Стеклянные глаза Лало застилало марево злости. Спокойный, игривый, он никогда не срывался. Ни на Тончика, поначалу из-за юношеской вспыльчивости донимавшего его ревностью, ни на Малиновского с его вечными претензиями, ни на Алика, который вообще кого угодно мог свести с ума одним своим появлением, ни на Романа с его идиотскими поговорками, ни на клиентов — ни на кого на всём белом свете. Лало отшучивался, иронизировал и пугал цыганскими байками, но никогда не поднимал руку.
— Лало!
Тот отшвырнул трость в сторону и, оттолкнув Тончика лёгким движением, направился прочь. Снял на ходу окровавленную рубашку и швырнул её в костёр, смыл кровь водой из бочки. И скрылся за шатрами в той стороне, где стояли конюшни, будто ничего не было.
Табор, онемевший от шока, зашевелился. Мануша оттащили в сторону. Тончик закурил.
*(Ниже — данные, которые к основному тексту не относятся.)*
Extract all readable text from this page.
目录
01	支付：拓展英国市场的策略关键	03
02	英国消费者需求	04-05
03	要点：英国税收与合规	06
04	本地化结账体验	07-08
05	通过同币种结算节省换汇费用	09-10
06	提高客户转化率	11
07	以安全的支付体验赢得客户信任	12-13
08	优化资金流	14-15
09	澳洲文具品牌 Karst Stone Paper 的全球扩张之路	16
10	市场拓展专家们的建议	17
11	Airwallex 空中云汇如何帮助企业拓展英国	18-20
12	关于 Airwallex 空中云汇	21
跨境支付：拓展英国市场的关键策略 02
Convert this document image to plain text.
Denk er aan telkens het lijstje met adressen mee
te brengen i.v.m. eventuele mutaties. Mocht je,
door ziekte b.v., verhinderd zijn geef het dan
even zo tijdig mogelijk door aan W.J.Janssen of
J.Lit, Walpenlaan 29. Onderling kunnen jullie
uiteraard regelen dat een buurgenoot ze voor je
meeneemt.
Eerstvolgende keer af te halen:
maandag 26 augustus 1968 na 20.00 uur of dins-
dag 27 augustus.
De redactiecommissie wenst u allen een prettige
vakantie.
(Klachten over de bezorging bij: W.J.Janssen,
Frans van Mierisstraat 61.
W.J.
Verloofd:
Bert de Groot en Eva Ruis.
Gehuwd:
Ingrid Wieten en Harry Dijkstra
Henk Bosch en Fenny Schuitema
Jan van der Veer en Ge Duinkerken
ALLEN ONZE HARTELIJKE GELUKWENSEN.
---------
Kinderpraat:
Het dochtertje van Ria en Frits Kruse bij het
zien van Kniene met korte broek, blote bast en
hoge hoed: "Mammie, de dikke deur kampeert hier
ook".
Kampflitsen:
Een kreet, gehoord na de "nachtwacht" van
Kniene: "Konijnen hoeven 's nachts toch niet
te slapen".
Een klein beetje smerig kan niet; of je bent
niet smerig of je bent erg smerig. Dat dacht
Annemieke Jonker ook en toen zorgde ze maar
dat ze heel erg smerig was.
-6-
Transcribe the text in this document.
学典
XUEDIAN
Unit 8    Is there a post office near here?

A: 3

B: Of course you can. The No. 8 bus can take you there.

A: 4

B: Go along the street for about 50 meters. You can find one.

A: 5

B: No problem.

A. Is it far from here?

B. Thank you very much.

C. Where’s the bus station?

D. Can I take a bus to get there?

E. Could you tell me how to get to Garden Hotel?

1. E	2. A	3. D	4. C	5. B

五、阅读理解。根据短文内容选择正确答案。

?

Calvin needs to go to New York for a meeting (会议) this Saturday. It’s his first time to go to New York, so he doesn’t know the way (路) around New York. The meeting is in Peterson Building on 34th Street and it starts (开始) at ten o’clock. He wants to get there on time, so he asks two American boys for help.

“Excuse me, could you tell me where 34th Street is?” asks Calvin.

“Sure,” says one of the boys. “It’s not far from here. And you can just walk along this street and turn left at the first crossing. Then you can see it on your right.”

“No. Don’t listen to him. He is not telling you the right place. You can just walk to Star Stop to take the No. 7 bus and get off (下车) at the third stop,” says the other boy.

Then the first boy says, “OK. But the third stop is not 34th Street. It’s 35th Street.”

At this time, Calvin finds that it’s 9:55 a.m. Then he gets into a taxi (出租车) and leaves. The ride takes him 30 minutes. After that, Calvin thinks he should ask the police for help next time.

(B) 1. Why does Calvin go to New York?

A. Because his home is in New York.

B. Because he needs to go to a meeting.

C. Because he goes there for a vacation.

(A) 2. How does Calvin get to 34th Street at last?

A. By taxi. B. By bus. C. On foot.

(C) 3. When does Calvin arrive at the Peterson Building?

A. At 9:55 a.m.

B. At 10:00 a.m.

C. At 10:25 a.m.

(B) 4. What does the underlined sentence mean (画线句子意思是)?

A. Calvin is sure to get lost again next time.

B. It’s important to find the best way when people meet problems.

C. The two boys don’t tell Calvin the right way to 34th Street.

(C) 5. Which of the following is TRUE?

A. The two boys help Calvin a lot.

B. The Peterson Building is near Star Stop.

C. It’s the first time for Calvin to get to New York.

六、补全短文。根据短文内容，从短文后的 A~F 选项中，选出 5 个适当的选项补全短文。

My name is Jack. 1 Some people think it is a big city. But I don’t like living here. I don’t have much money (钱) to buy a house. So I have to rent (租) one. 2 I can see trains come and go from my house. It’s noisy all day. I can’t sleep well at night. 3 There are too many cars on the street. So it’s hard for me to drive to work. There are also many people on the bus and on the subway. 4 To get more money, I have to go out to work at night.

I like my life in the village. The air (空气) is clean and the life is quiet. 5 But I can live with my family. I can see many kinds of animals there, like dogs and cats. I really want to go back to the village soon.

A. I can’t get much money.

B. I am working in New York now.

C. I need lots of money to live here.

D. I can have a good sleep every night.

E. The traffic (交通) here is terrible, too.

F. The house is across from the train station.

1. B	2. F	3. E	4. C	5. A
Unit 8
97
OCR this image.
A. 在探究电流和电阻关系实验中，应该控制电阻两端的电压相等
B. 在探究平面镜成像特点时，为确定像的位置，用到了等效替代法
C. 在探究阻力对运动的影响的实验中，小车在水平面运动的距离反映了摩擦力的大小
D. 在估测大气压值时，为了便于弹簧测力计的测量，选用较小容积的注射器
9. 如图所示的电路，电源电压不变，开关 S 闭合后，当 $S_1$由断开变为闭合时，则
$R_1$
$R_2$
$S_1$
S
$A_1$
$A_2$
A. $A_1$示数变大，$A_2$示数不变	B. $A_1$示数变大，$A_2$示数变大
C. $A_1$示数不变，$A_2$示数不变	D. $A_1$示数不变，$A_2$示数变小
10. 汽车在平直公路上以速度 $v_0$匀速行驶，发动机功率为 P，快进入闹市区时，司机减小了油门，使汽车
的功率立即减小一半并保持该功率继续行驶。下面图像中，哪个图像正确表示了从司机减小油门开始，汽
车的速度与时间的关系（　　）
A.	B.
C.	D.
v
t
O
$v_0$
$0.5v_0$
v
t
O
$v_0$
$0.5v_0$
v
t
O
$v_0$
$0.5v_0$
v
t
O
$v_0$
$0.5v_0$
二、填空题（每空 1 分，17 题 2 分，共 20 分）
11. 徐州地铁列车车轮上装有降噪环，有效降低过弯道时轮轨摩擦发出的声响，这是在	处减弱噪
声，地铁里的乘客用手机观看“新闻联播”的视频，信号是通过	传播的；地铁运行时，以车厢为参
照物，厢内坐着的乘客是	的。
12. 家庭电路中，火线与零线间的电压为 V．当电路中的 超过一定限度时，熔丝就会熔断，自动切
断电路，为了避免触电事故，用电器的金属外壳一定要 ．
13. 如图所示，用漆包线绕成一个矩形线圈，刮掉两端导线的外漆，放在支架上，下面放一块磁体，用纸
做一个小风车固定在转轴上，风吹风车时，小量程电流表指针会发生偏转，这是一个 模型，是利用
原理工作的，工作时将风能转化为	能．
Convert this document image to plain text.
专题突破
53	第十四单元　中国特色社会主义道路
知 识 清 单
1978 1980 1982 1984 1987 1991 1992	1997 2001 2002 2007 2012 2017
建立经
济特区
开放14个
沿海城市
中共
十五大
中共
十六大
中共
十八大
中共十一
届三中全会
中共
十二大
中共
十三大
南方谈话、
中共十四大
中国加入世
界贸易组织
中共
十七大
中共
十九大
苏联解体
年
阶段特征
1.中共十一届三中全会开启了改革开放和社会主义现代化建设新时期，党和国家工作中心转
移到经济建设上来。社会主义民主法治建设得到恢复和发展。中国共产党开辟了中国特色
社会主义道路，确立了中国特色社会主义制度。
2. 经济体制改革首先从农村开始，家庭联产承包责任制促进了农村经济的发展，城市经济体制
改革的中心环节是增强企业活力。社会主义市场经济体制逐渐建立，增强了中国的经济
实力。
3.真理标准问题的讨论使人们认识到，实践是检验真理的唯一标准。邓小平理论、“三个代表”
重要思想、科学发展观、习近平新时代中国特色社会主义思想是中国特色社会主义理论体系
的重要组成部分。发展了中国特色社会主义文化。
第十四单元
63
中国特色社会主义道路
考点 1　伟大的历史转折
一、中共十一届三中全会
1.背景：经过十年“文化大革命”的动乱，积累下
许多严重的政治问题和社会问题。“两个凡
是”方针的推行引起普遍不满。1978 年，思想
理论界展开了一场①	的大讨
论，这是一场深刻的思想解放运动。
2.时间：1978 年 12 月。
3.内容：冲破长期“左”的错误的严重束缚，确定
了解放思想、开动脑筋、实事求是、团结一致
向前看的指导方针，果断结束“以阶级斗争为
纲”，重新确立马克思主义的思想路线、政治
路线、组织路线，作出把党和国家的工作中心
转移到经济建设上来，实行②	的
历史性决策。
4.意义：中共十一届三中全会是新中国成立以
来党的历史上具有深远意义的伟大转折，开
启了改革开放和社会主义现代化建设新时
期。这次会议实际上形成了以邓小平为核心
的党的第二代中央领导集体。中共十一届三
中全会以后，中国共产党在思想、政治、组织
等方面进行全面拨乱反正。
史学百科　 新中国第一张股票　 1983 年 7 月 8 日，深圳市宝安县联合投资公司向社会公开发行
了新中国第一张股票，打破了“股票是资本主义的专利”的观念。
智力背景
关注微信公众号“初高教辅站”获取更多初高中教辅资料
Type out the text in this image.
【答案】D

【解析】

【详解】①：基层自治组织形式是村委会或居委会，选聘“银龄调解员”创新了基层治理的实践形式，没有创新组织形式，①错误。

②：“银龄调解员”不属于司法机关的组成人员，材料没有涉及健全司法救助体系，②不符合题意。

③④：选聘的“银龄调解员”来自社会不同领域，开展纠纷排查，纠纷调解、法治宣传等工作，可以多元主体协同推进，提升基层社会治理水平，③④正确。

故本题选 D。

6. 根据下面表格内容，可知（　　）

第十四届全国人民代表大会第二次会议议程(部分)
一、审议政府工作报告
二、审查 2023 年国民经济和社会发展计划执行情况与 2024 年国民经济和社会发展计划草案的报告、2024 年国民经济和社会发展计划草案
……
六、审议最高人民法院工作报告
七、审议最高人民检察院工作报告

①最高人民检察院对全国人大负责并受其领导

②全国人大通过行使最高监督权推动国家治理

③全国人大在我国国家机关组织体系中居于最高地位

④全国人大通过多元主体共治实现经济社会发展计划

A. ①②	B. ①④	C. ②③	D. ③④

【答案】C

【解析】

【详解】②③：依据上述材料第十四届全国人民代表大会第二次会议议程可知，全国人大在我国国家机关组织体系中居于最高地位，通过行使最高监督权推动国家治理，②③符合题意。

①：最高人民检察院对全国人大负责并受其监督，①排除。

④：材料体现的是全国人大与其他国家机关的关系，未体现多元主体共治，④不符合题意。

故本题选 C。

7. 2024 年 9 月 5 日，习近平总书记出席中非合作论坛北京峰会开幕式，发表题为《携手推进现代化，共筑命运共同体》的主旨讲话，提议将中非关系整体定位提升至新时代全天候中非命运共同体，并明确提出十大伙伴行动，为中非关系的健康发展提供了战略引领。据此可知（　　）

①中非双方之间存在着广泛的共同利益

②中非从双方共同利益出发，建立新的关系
— Он поступил правильно, — сказал кто-то. Тончик кивнул, хотя понятия не имел, о чём идёт речь. Он уловил некоторые слова Мануша, но не понял общего смысла.
Тончику было плевать на то, что взбесило Лало. Он только хотел понять — почему.
***
Утром Лало очнулся от ласкового прикосновения к плечу. Тончик сидел на корточках, и его лицо не выражало ровным счётом ничего — он сам не знал, как стоит себя вести.
— Пора завтракать, — тихо сказал он и протянул Лало чистую одежду. Говорить, что тому стоит отмыть волосы от запёкшейся крови и вообще привести себя в порядок, он не стал.
Лало потёр лицо и натянул через голову рубашку. Его любимый конь, лежащий рядом на сене, широко лизнул хозяина в щёку.
— Я люблю тебя, Антон, — неожиданно серьёзно сказал Лало, не глядя на него, и погладил лошадь по носу. — И я убью любого, кто посмеет встать на моём пути к тебе.
Он поднялся, хрустнув коленями, и медленно побрёл в сторону шатров, шатаясь, словно не спал всю ночь. Тончик протянул руку и потрепал коня за ухо.
Слова Лало теплом разливались в груди. Антон прикрыл глаза и улыбнулся.
Он околдовал цыгана. Мать бы ни за что не поверила.
Примечание
* Гожо — красивый, всё остальное тоже сказано на цыганском.